[RFC] neural sparse models improvement plan

Hi all, I’m a contributor for the neural sparse feature. Now we have several directions for improving the neural sparse feature, and we want to collect some feedback directly from our users.

Here are several directions to improve neural sparse features,

  1. Smaller model size and faster model inference. This will increase neural sparse model ingestion throughput, and speed up the bi-encoder search
  2. Better search relevance.
  3. Speeds up the end2end search latency
  4. Easy to use improvements.
    a. code demos to use the neural sparse ingest/search end2end
    b. code demos to deploy neural sparse models at GPU endpoints (SageMaker or self-hosted text encoding).
    c. code demos to fine-tune neural sparse at customized dataset
    d. provide one-click API to deploy the models and setup ingest/search pipelines
  5. provide multi-lingual sparse-encoding models
  6. provide multi-modal sparse-encoding models

We want to collect feedback from our users and this help us prioritize our work. Could you please leave your comments about these improvements?

Other suggestions:

  • Include a code demo using text chunking and sparse vectors in nested fields
  • Make sure ML tools (RAG tool, etc.) support sparse vectors in nested fields

Thanks so much!

1 Like

Hi @zhichao-aws,

Our main pain points are around ingestion throughput (1) and search latency (3). This is mainly due to the shared threadpool in OS.
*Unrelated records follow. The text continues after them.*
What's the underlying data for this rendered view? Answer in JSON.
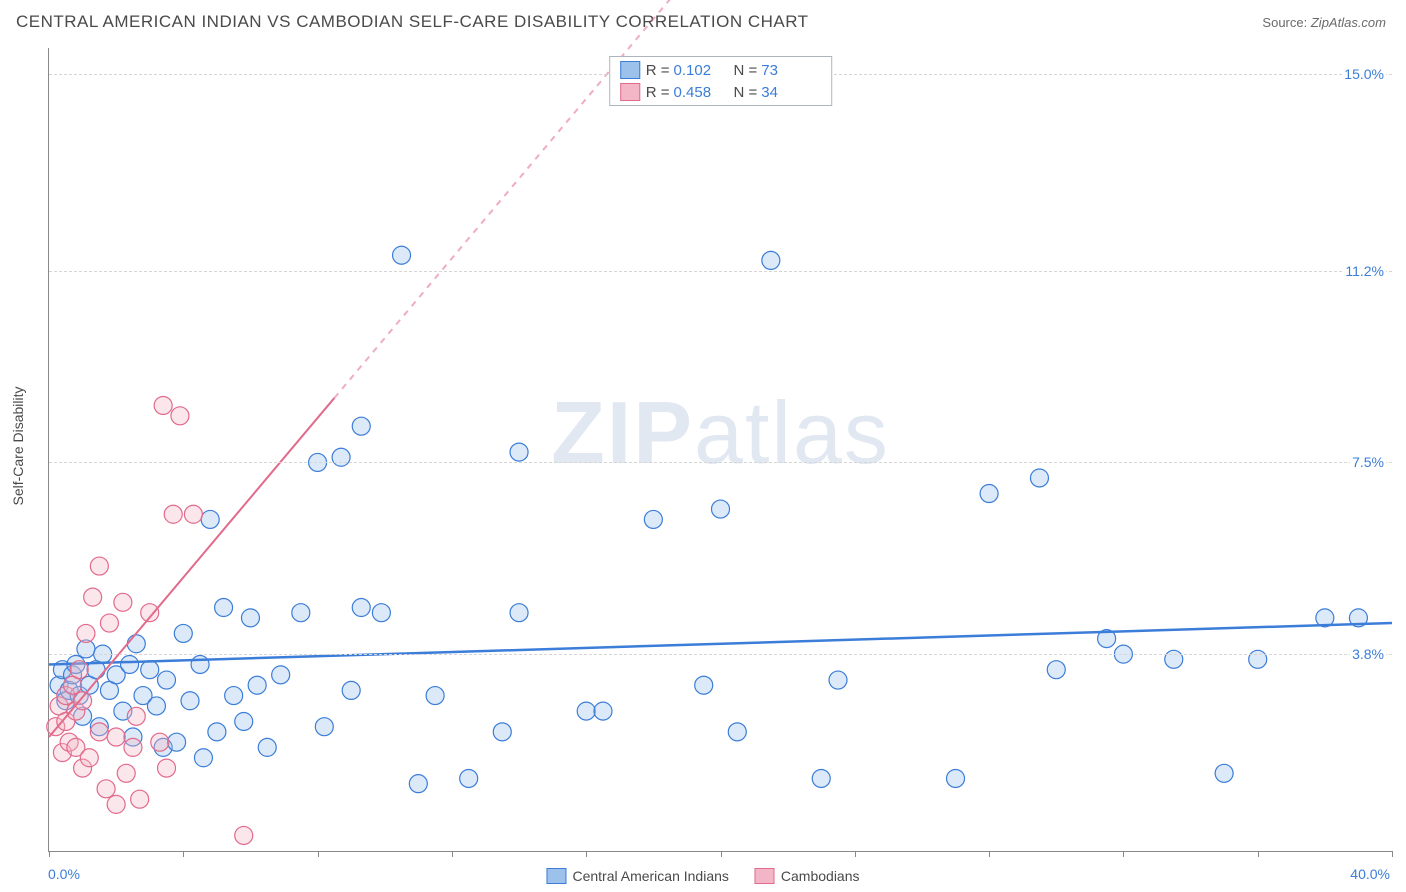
{
  "header": {
    "title": "CENTRAL AMERICAN INDIAN VS CAMBODIAN SELF-CARE DISABILITY CORRELATION CHART",
    "source_label": "Source:",
    "source_value": "ZipAtlas.com"
  },
  "watermark": {
    "part1": "ZIP",
    "part2": "atlas"
  },
  "chart": {
    "type": "scatter",
    "y_axis_title": "Self-Care Disability",
    "xlim": [
      0,
      40
    ],
    "ylim": [
      0,
      15.5
    ],
    "x_min_label": "0.0%",
    "x_max_label": "40.0%",
    "y_tick_values": [
      3.8,
      7.5,
      11.2,
      15.0
    ],
    "y_tick_labels": [
      "3.8%",
      "7.5%",
      "11.2%",
      "15.0%"
    ],
    "x_tick_values": [
      0,
      4,
      8,
      12,
      16,
      20,
      24,
      28,
      32,
      36,
      40
    ],
    "grid_color": "#d5d5d5",
    "background_color": "#ffffff",
    "marker_radius": 9,
    "marker_fill_opacity": 0.35,
    "marker_stroke_width": 1.2,
    "trend_line_width": 2,
    "series": [
      {
        "key": "cai",
        "label": "Central American Indians",
        "color_stroke": "#3b7dd8",
        "color_fill": "#9cc1ea",
        "R": "0.102",
        "N": "73",
        "trend": {
          "y_at_x0": 3.6,
          "y_at_xmax": 4.4,
          "dashed": false
        },
        "points": [
          [
            0.3,
            3.2
          ],
          [
            0.4,
            3.5
          ],
          [
            0.5,
            2.9
          ],
          [
            0.6,
            3.1
          ],
          [
            0.7,
            3.4
          ],
          [
            0.8,
            3.6
          ],
          [
            0.9,
            3.0
          ],
          [
            1.0,
            2.6
          ],
          [
            1.1,
            3.9
          ],
          [
            1.2,
            3.2
          ],
          [
            1.4,
            3.5
          ],
          [
            1.5,
            2.4
          ],
          [
            1.6,
            3.8
          ],
          [
            1.8,
            3.1
          ],
          [
            2.0,
            3.4
          ],
          [
            2.2,
            2.7
          ],
          [
            2.4,
            3.6
          ],
          [
            2.5,
            2.2
          ],
          [
            2.6,
            4.0
          ],
          [
            2.8,
            3.0
          ],
          [
            3.0,
            3.5
          ],
          [
            3.2,
            2.8
          ],
          [
            3.4,
            2.0
          ],
          [
            3.5,
            3.3
          ],
          [
            3.8,
            2.1
          ],
          [
            4.0,
            4.2
          ],
          [
            4.2,
            2.9
          ],
          [
            4.5,
            3.6
          ],
          [
            4.6,
            1.8
          ],
          [
            4.8,
            6.4
          ],
          [
            5.0,
            2.3
          ],
          [
            5.2,
            4.7
          ],
          [
            5.5,
            3.0
          ],
          [
            5.8,
            2.5
          ],
          [
            6.0,
            4.5
          ],
          [
            6.2,
            3.2
          ],
          [
            6.5,
            2.0
          ],
          [
            6.9,
            3.4
          ],
          [
            7.5,
            4.6
          ],
          [
            8.0,
            7.5
          ],
          [
            8.2,
            2.4
          ],
          [
            8.7,
            7.6
          ],
          [
            9.0,
            3.1
          ],
          [
            9.3,
            4.7
          ],
          [
            9.3,
            8.2
          ],
          [
            9.9,
            4.6
          ],
          [
            10.5,
            11.5
          ],
          [
            11.0,
            1.3
          ],
          [
            11.5,
            3.0
          ],
          [
            12.5,
            1.4
          ],
          [
            13.5,
            2.3
          ],
          [
            14.0,
            4.6
          ],
          [
            14.0,
            7.7
          ],
          [
            16.0,
            2.7
          ],
          [
            16.5,
            2.7
          ],
          [
            18.0,
            6.4
          ],
          [
            19.5,
            3.2
          ],
          [
            20.0,
            6.6
          ],
          [
            20.5,
            2.3
          ],
          [
            21.5,
            11.4
          ],
          [
            23.0,
            1.4
          ],
          [
            23.5,
            3.3
          ],
          [
            27.0,
            1.4
          ],
          [
            28.0,
            6.9
          ],
          [
            29.5,
            7.2
          ],
          [
            30.0,
            3.5
          ],
          [
            31.5,
            4.1
          ],
          [
            32.0,
            3.8
          ],
          [
            33.5,
            3.7
          ],
          [
            36.0,
            3.7
          ],
          [
            38.0,
            4.5
          ],
          [
            39.0,
            4.5
          ],
          [
            35.0,
            1.5
          ]
        ]
      },
      {
        "key": "cam",
        "label": "Cambodians",
        "color_stroke": "#e26a8b",
        "color_fill": "#f3b6c6",
        "R": "0.458",
        "N": "34",
        "trend": {
          "y_at_x0": 2.2,
          "y_at_xmax": 33.0,
          "dashed_after_x": 8.5
        },
        "points": [
          [
            0.2,
            2.4
          ],
          [
            0.3,
            2.8
          ],
          [
            0.4,
            1.9
          ],
          [
            0.5,
            2.5
          ],
          [
            0.5,
            3.0
          ],
          [
            0.6,
            2.1
          ],
          [
            0.7,
            3.2
          ],
          [
            0.8,
            2.0
          ],
          [
            0.8,
            2.7
          ],
          [
            0.9,
            3.5
          ],
          [
            1.0,
            1.6
          ],
          [
            1.0,
            2.9
          ],
          [
            1.1,
            4.2
          ],
          [
            1.2,
            1.8
          ],
          [
            1.3,
            4.9
          ],
          [
            1.5,
            2.3
          ],
          [
            1.5,
            5.5
          ],
          [
            1.7,
            1.2
          ],
          [
            1.8,
            4.4
          ],
          [
            2.0,
            0.9
          ],
          [
            2.0,
            2.2
          ],
          [
            2.2,
            4.8
          ],
          [
            2.3,
            1.5
          ],
          [
            2.5,
            2.0
          ],
          [
            2.7,
            1.0
          ],
          [
            3.0,
            4.6
          ],
          [
            3.3,
            2.1
          ],
          [
            3.4,
            8.6
          ],
          [
            3.5,
            1.6
          ],
          [
            3.7,
            6.5
          ],
          [
            3.9,
            8.4
          ],
          [
            4.3,
            6.5
          ],
          [
            5.8,
            0.3
          ],
          [
            2.6,
            2.6
          ]
        ]
      }
    ],
    "stats_box": {
      "r_label": "R =",
      "n_label": "N ="
    },
    "legend": {
      "items": [
        {
          "series_key": "cai"
        },
        {
          "series_key": "cam"
        }
      ]
    }
  }
}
Another one was 4b, as it was not obvious from the docs that the model cannot be deployed inside OS and we need to deploy in SageMaker.
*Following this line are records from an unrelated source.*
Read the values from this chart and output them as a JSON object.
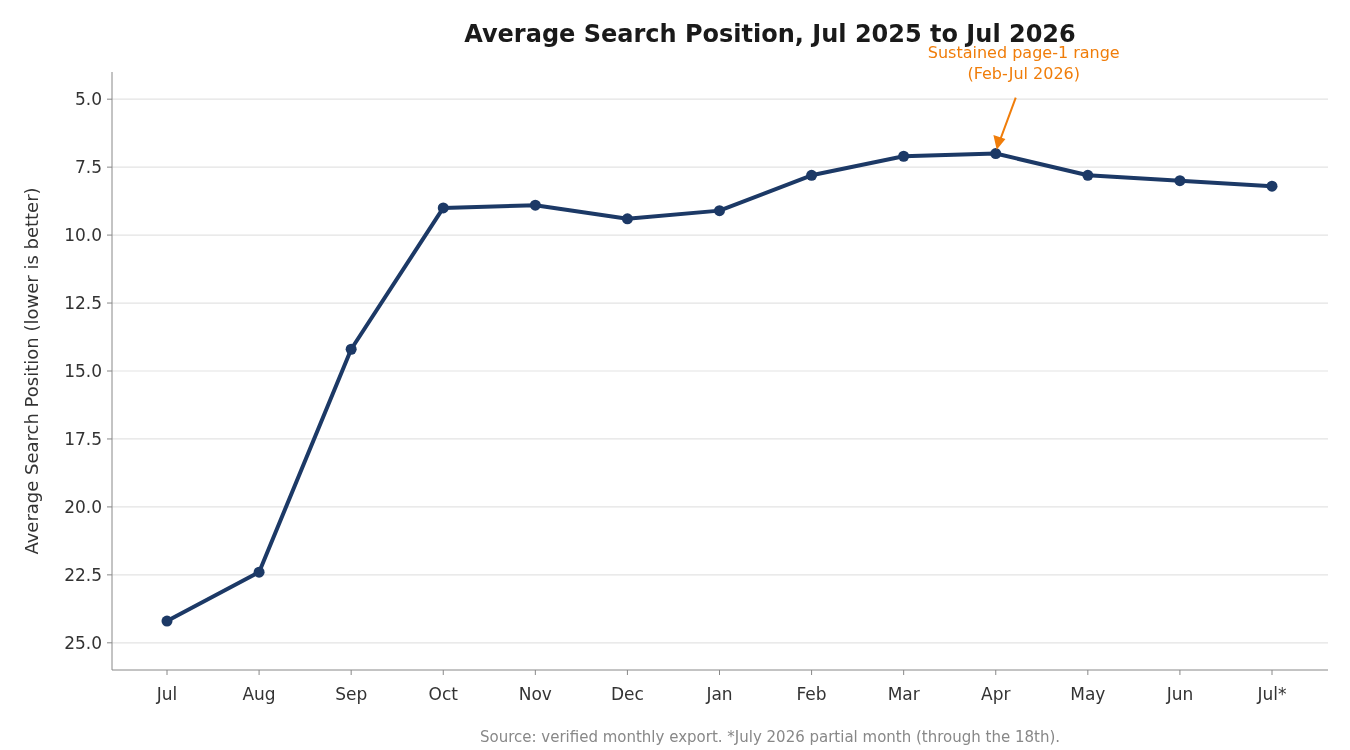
{
  "chart_data": {
    "type": "line",
    "title": "Average Search Position, Jul 2025 to Jul 2026",
    "ylabel": "Average Search Position (lower is better)",
    "categories": [
      "Jul",
      "Aug",
      "Sep",
      "Oct",
      "Nov",
      "Dec",
      "Jan",
      "Feb",
      "Mar",
      "Apr",
      "May",
      "Jun",
      "Jul*"
    ],
    "series": [
      {
        "color": "#1c3966",
        "values": [
          24.2,
          22.4,
          14.2,
          9.0,
          8.9,
          9.4,
          9.1,
          7.8,
          7.1,
          7.0,
          7.8,
          8.0,
          8.2
        ]
      }
    ],
    "ylim": [
      26,
      4
    ],
    "yticks": [
      {
        "value": 5,
        "label": "5.0"
      },
      {
        "value": 7.5,
        "label": "7.5"
      },
      {
        "value": 10,
        "label": "10.0"
      },
      {
        "value": 12.5,
        "label": "12.5"
      },
      {
        "value": 15,
        "label": "15.0"
      },
      {
        "value": 17.5,
        "label": "17.5"
      },
      {
        "value": 20,
        "label": "20.0"
      },
      {
        "value": 22.5,
        "label": "22.5"
      },
      {
        "value": 25,
        "label": "25.0"
      }
    ],
    "grid": "y",
    "marker": "circle",
    "line_style": "solid",
    "annotations": [
      "Sustained page-1 range\n(Feb-Jul 2026)",
      "Source: verified monthly export. *July 2026 partial month (through the 18th)."
    ]
  }
}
Relevant forum threads with additional details:

Thanks for working on this!

Hi @grunt-solaces.0h , for ingestion throughput, we’re training models with 0.5x parameters and 0.25x parameters with enhanced pretraining procedures. Now we’re seeing primitive results and I believe we can see these new models in a few months.
And after the ml-commons throttling issues get fixed, we can achieve the high throughput with large batch size

For search latency, we strongly recommend to upgrade to AOS 2.13, which is GA several days ago. The retrieval latency on inverted index gets speed up at large margin, and we’ll also publish a blog to tell the speed up and do some quantative analysis. With AOS 2.13, we can also deploy the model inside OS with API like this:

POST /_plugins/_ml/models/_register
    "name": "amazon/neural-sparse/opensearch-neural-sparse-encoding-doc-v1",
    "version": "1.0.1",
    "model_format": "TORCH_SCRIPT"

In 2.15 we plan to onboard the neural sparse 2-phase search, which can speeds up the bi-encoder raw sparse vector retrieval time 4x~8x in our experiments.